Não é preciso falar dos judeus queimados no século XV no Terreiro do Paço, a praça do poder português. Nem de Marquês de Pombal, que “em 1759 decretou a expulsão da ordem jesuíta do império, proibindo qualquer comunicação, verbal ou escrita, entre jesuítas e portugueses”, escreve Kenneth Maxwell em Pombal – Paradox of the Enlightenment (Cambridge University Press, 1995), processo que resultou na “expulsão dos jesuítas de toda a Europa católica e na proibição da ordem pelo próprio Papa” Clemente XIII. Maxwell também conta como o padre Gabriel Malagrida foi queimado nesta altura por ter escrito o panfleto Juízo da verdadeira causa do terramoto, no qual defendia que o sismo era resultado da fúria divina. Nem é preciso falar dos bolcheviques que, em 1929, proibiram a “propaganda religiosa” na Constituição russa, apagando o artigo 4.º. Com isso, conta Victoria Smolkin, professora de História na Universidade de Wesleyan, Connecticut, no livro A Sacred Space is Never Empty – A History of Soviet Atheism (Princeton University Press, 2018), as igrejas foram fechadas e destruídas. “Só em 1937, os bolcheviques fecharam mais de oito mil igrejas e prenderam 35 mil funcionários que trabalhavam na Igreja Ortodoxa”, escreve a investigadora, acrescentando que “a maior parte da hierarquia ortodoxa foi exilada ou morta”. “Em 1938, a Igreja Ortodoxa estava destruída”, resume o historiador Mikhail Shkarovskii.

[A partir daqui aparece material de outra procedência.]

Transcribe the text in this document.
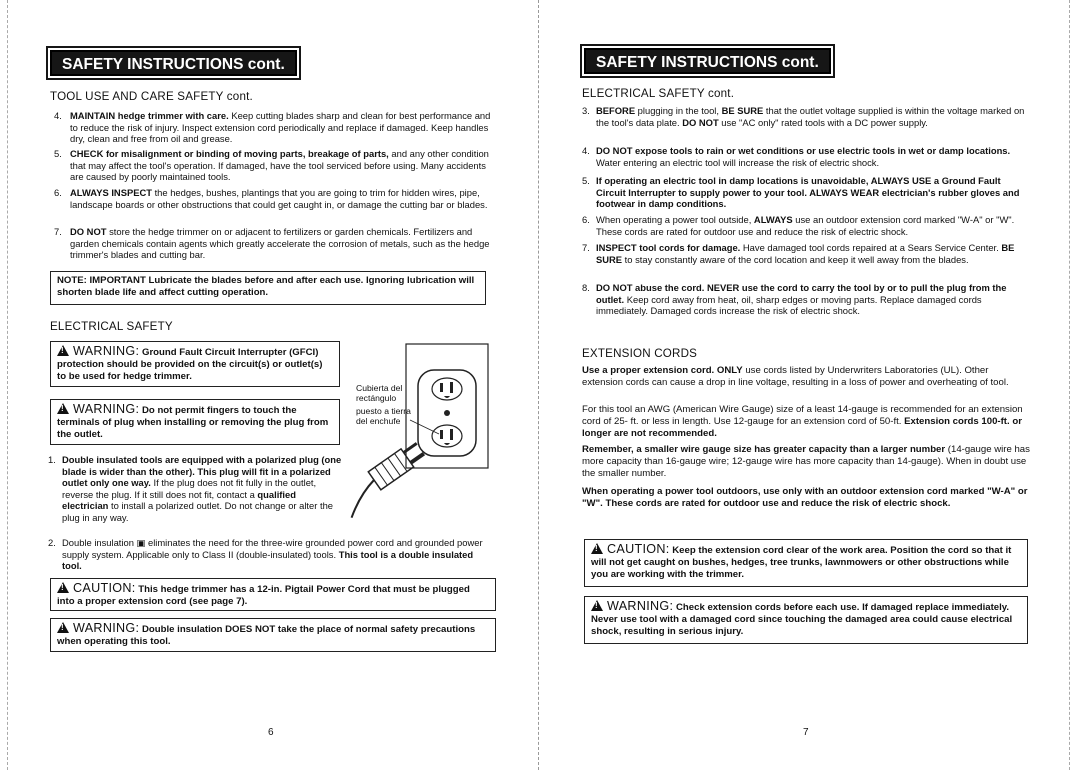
SAFETY INSTRUCTIONS cont.
TOOL USE AND CARE SAFETY cont.
4. MAINTAIN hedge trimmer with care. Keep cutting blades sharp and clean for best performance and to reduce the risk of injury. Inspect extension cord periodically and replace if damaged. Keep handles dry, clean and free from oil and grease.
5. CHECK for misalignment or binding of moving parts, breakage of parts, and any other condition that may affect the tool's operation. If damaged, have the tool serviced before using. Many accidents are caused by poorly maintained tools.
6. ALWAYS INSPECT the hedges, bushes, plantings that you are going to trim for hidden wires, pipe, landscape boards or other obstructions that could get caught in, or damage the cutting bar or blades.
7. DO NOT store the hedge trimmer on or adjacent to fertilizers or garden chemicals. Fertilizers and garden chemicals contain agents which greatly accelerate the corrosion of metals, such as the hedge trimmer's blades and cutting bar.
NOTE: IMPORTANT Lubricate the blades before and after each use. Ignoring lubrication will shorten blade life and affect cutting operation.
ELECTRICAL SAFETY
!WARNING: Ground Fault Circuit Interrupter (GFCI) protection should be provided on the circuit(s) or outlet(s) to be used for hedge trimmer.
!WARNING: Do not permit fingers to touch the terminals of plug when installing or removing the plug from the outlet.
Cubierta del rectángulo
puesto a tierra del enchufe
1. Double insulated tools are equipped with a polarized plug (one blade is wider than the other). This plug will fit in a polarized outlet only one way. If the plug does not fit fully in the outlet, reverse the plug. If it still does not fit, contact a qualified electrician to install a polarized outlet. Do not change or alter the plug in any way.
2. Double insulation ▣ eliminates the need for the three-wire grounded power cord and grounded power supply system. Applicable only to Class II (double-insulated) tools. This tool is a double insulated tool.
!CAUTION: This hedge trimmer has a 12-in. Pigtail Power Cord that must be plugged into a proper extension cord (see page 7).
!WARNING: Double insulation DOES NOT take the place of normal safety precautions when operating this tool.
6
SAFETY INSTRUCTIONS cont.
ELECTRICAL SAFETY cont.
3. BEFORE plugging in the tool, BE SURE that the outlet voltage supplied is within the voltage marked on the tool's data plate. DO NOT use "AC only" rated tools with a DC power supply.
4. DO NOT expose tools to rain or wet conditions or use electric tools in wet or damp locations. Water entering an electric tool will increase the risk of electric shock.
5. If operating an electric tool in damp locations is unavoidable, ALWAYS USE a Ground Fault Circuit Interrupter to supply power to your tool. ALWAYS WEAR electrician's rubber gloves and footwear in damp conditions.
6. When operating a power tool outside, ALWAYS use an outdoor extension cord marked "W-A" or "W". These cords are rated for outdoor use and reduce the risk of electric shock.
7. INSPECT tool cords for damage. Have damaged tool cords repaired at a Sears Service Center. BE SURE to stay constantly aware of the cord location and keep it well away from the blades.
8. DO NOT abuse the cord. NEVER use the cord to carry the tool by or to pull the plug from the outlet. Keep cord away from heat, oil, sharp edges or moving parts. Replace damaged cords immediately. Damaged cords increase the risk of electric shock.
EXTENSION CORDS
Use a proper extension cord. ONLY use cords listed by Underwriters Laboratories (UL). Other extension cords can cause a drop in line voltage, resulting in a loss of power and overheating of tool.
For this tool an AWG (American Wire Gauge) size of a least 14-gauge is recommended for an extension cord of 25- ft. or less in length. Use 12-gauge for an extension cord of 50-ft. Extension cords 100-ft. or longer are not recommended.
Remember, a smaller wire gauge size has greater capacity than a larger number (14-gauge wire has more capacity than 16-gauge wire; 12-gauge wire has more capacity than 14-gauge). When in doubt use the smaller number.
When operating a power tool outdoors, use only with an outdoor extension cord marked "W-A" or "W". These cords are rated for outdoor use and reduce the risk of electric shock.
!CAUTION: Keep the extension cord clear of the work area. Position the cord so that it will not get caught on bushes, hedges, tree trunks, lawnmowers or other obstructions while you are working with the trimmer.
!WARNING: Check extension cords before each use. If damaged replace immediately. Never use tool with a damaged cord since touching the damaged area could cause electrical shock, resulting in serious injury.
7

Para pensar no que é limitar a liberdade religiosa, não é preciso ir ao passado. Basta pensar nos bahá’i que são perseguidos hoje. Ou, talvez um grupo mais próximo dos constitucionalistas portugueses, basta pensar nos 260 milhões de cristãos “severamente perseguidos” no mundo, dos quais milhares são mortos todos os anos. Na Nigéria foram mortos 1350 cristãos e na China foram fechadas, atacadas ou queimadas 5576 igrejas cristãs. Isto em 2019.
Os bispos portugueses pediram confinamento “na graça divina” e “boa vontade de todos” para travar a pandemia. Podiam ter pedido também bom senso aos fundamentalistas do seu rebanho.